Ao longo do projeto, os experimentos serão testados com auxílio de modelagem matemática. “Por meio de cálculos com base em dados científicos confiáveis, a modelagem fisiológica acoplada aos dados ambientais utilizando inteligência artificial deverá permitir averiguar como nossos testes feitos em laboratório funcionariam em campo e também de que forma a cana-de-açúcar vai se comportar em ambientes extremos, com estresse hídrico, aumento de temperatura e excesso de gás carbônico, por exemplo”, esclarece Buckeridge.
Além da cana-de-açúcar, o projeto vai trabalhar com outras duas matérias-primas. Uma delas consiste nas lentilhas d´água (como a Lemna minor, por exemplo), plantas aquáticas da família das Araceae, a mesma dos lírios e pacovás.
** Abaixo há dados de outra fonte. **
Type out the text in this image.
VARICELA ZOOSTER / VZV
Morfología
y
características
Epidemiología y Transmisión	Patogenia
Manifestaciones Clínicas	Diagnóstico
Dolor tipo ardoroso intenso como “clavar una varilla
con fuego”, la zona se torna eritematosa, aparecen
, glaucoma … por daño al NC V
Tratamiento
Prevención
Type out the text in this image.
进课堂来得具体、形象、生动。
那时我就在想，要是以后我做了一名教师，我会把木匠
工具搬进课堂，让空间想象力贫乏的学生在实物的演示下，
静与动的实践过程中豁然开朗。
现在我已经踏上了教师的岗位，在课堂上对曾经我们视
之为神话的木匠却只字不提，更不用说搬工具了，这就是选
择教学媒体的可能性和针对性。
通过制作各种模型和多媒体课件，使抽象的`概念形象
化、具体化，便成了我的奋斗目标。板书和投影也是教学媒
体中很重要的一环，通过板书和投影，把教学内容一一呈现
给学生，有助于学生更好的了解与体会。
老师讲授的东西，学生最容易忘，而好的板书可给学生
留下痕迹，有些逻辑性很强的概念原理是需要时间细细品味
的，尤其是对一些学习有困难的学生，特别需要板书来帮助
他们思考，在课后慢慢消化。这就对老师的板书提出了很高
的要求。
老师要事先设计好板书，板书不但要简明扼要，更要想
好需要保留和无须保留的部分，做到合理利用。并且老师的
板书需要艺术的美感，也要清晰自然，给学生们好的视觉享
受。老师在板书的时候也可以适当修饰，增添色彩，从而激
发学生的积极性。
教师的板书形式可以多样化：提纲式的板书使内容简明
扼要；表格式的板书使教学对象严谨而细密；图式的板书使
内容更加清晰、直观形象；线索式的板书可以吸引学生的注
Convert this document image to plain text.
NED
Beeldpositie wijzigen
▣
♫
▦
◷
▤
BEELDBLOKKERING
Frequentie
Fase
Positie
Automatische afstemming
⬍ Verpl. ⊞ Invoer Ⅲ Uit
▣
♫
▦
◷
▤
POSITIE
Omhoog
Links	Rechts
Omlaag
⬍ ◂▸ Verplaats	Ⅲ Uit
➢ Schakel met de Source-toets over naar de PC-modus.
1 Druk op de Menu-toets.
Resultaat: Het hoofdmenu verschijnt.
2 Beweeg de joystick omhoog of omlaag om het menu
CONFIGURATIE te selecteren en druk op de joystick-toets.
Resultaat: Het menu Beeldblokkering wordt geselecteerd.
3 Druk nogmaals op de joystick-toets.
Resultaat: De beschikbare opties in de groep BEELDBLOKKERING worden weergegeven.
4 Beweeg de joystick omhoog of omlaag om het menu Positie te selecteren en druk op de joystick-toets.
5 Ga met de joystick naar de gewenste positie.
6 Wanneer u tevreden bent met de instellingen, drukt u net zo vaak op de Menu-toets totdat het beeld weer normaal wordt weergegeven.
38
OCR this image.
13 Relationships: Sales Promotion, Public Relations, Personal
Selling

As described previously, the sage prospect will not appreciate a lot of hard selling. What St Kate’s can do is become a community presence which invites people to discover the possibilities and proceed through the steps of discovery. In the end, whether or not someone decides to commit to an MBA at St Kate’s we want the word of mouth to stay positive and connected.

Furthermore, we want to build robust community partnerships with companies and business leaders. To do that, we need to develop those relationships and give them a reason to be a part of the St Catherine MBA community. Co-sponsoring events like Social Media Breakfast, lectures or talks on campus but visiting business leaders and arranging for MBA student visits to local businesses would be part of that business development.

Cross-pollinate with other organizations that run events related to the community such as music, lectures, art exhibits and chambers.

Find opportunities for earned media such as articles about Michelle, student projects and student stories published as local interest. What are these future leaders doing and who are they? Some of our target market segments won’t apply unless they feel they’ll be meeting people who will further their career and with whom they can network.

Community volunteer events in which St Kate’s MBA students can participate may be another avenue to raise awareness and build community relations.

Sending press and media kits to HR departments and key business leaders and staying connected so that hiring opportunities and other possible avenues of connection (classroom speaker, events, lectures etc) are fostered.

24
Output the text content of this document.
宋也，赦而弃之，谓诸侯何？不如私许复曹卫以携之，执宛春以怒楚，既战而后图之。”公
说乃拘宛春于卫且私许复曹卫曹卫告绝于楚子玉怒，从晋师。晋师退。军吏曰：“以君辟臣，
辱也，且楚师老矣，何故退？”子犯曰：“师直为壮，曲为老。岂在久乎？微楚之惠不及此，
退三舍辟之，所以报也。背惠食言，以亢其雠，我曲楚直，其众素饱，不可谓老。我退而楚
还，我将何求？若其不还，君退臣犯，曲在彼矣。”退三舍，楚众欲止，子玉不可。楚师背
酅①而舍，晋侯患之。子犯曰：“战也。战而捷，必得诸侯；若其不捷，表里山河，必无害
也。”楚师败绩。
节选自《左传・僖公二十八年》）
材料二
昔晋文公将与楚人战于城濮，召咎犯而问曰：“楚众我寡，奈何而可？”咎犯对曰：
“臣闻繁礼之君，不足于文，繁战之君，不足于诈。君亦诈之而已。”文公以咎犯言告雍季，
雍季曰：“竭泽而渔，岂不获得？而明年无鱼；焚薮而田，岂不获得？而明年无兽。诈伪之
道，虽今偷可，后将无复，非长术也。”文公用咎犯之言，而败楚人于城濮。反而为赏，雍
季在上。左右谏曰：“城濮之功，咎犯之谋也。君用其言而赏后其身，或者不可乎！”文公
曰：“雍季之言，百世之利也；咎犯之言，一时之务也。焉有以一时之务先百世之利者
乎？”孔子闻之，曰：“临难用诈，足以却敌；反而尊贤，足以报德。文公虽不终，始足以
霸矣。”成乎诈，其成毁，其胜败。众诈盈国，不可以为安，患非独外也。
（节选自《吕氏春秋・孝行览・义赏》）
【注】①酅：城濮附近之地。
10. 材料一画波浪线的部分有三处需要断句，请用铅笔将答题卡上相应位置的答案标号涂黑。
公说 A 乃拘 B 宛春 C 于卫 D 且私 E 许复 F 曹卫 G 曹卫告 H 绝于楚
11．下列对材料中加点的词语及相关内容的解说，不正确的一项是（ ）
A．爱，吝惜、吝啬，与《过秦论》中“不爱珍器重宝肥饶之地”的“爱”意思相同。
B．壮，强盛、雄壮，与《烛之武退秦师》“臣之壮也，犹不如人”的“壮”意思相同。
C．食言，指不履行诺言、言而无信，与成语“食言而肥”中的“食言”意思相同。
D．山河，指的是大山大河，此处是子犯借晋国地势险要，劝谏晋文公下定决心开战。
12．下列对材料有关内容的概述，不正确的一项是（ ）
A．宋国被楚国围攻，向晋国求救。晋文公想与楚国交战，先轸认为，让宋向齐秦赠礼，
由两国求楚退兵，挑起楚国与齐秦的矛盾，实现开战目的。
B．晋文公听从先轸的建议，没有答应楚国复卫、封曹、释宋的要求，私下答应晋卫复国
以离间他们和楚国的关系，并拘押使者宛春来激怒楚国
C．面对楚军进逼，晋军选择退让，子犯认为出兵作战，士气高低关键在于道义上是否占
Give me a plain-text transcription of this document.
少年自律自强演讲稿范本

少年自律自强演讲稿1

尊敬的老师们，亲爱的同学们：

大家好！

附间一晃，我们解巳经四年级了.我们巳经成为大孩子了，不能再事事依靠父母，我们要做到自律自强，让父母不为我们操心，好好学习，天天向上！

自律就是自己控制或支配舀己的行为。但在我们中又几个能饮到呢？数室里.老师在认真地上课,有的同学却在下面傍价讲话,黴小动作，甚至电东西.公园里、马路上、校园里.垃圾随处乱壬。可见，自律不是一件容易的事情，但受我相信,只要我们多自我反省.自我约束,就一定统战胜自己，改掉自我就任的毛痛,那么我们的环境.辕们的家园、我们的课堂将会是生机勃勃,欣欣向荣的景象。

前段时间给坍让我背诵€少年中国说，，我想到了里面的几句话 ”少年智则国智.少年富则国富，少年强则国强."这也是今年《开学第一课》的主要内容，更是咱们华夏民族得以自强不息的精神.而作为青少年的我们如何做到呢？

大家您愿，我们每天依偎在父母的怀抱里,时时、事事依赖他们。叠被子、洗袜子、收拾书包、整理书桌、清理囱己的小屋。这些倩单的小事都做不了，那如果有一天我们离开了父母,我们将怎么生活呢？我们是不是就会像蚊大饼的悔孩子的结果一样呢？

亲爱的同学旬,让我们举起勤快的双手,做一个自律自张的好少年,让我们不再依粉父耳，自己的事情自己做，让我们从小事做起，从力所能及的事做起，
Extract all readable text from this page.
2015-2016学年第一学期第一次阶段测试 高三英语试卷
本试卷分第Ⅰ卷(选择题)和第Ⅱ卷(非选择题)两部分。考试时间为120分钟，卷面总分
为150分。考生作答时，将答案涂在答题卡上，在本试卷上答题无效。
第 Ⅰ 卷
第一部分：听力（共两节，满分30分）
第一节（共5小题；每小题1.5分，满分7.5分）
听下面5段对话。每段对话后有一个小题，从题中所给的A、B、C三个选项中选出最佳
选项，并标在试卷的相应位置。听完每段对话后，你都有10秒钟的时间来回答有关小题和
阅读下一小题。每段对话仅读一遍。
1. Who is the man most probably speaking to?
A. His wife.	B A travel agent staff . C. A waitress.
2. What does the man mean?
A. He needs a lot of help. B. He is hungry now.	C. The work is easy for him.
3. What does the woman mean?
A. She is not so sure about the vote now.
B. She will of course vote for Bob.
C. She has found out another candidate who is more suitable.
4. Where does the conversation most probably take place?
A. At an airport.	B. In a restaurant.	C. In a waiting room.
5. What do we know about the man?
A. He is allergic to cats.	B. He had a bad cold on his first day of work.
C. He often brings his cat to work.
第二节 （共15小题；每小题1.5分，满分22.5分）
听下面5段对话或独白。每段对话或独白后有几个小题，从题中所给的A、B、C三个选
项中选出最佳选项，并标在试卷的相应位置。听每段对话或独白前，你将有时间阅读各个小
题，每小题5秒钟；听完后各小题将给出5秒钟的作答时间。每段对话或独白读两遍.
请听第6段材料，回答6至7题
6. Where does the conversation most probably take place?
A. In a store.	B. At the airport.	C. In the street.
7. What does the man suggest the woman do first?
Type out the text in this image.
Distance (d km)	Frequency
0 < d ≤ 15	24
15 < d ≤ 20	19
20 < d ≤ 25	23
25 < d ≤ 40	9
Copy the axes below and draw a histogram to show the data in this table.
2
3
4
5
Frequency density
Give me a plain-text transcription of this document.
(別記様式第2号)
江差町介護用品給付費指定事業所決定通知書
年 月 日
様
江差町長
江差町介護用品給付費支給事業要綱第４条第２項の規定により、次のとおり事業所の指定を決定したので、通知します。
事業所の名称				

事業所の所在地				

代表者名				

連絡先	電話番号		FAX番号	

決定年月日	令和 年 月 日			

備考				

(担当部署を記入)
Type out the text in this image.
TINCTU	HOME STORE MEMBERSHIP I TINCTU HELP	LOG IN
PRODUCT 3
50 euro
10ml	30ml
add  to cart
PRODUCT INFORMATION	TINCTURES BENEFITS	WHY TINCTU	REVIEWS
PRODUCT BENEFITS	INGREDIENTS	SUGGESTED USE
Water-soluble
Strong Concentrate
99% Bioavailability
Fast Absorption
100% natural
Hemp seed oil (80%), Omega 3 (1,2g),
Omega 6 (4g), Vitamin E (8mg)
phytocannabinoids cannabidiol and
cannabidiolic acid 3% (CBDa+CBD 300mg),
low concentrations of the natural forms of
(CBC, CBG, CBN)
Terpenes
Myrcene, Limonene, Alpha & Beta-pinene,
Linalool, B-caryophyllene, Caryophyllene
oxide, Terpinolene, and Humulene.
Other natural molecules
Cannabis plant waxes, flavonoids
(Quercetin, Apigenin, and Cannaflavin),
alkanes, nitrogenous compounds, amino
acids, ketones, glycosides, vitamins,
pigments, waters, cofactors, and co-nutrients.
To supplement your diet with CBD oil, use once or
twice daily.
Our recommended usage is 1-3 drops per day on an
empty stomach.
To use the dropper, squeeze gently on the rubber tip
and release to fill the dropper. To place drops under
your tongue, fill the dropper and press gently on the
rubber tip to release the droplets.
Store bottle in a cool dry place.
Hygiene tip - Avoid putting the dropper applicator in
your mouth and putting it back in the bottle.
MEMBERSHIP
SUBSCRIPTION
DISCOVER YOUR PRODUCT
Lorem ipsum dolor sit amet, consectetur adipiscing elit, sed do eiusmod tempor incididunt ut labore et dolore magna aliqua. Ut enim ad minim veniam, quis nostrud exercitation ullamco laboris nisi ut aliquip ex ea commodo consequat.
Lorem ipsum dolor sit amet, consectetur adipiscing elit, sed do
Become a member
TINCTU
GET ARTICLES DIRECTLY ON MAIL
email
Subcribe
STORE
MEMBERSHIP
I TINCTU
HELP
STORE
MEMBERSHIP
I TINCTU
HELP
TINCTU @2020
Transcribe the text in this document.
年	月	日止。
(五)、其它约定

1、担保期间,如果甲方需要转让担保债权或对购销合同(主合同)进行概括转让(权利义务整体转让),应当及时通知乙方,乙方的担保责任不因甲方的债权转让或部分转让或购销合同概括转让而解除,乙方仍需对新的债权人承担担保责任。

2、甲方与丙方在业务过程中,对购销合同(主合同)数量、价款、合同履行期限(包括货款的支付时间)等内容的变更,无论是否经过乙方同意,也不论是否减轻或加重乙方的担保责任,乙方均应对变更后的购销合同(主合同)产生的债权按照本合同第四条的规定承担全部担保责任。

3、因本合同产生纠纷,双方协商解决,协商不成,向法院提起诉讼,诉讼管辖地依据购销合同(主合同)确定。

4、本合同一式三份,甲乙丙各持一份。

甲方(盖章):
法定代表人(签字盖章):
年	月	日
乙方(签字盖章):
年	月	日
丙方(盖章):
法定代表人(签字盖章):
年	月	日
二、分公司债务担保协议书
“As lentilhas d´água são minúsculas e crescem tão rápido quanto a cana. Podem ser usadas para produzir bioetanol, pois produzem biomassa em grande quantidade sem precisar de terra. Para completar, essas plantas combatem a poluição da água, podem ser usadas como complemento alimentar e produzem substâncias que têm potencial para serem utilizadas no desenvolvimento de medicamentos contra a COVID-19”, destaca Buckeridge.
A equipe do projeto também vai estudar o resíduo de soja. “No Brasil, ele é produzido em maior quantidade do que o bagaço de cana. Nossa ideia é descobrir novos usos para esse material. Estamos aprendendo rápido sobre como a soja brasileira responde ao elevado dióxido carbônico atmosférico combinado com estresse hídrico e alta temperatura”, relata o pesquisador.
“Já sabemos que há mudanças importantes na composição química. Para a soja, teremos de seguir um caminho similar ao da cana e aprender como a sua composição deverá mudar com as mudanças climáticas globais, de forma a aproveitar ao máximo essa biomassa de grande valor para o Brasil.”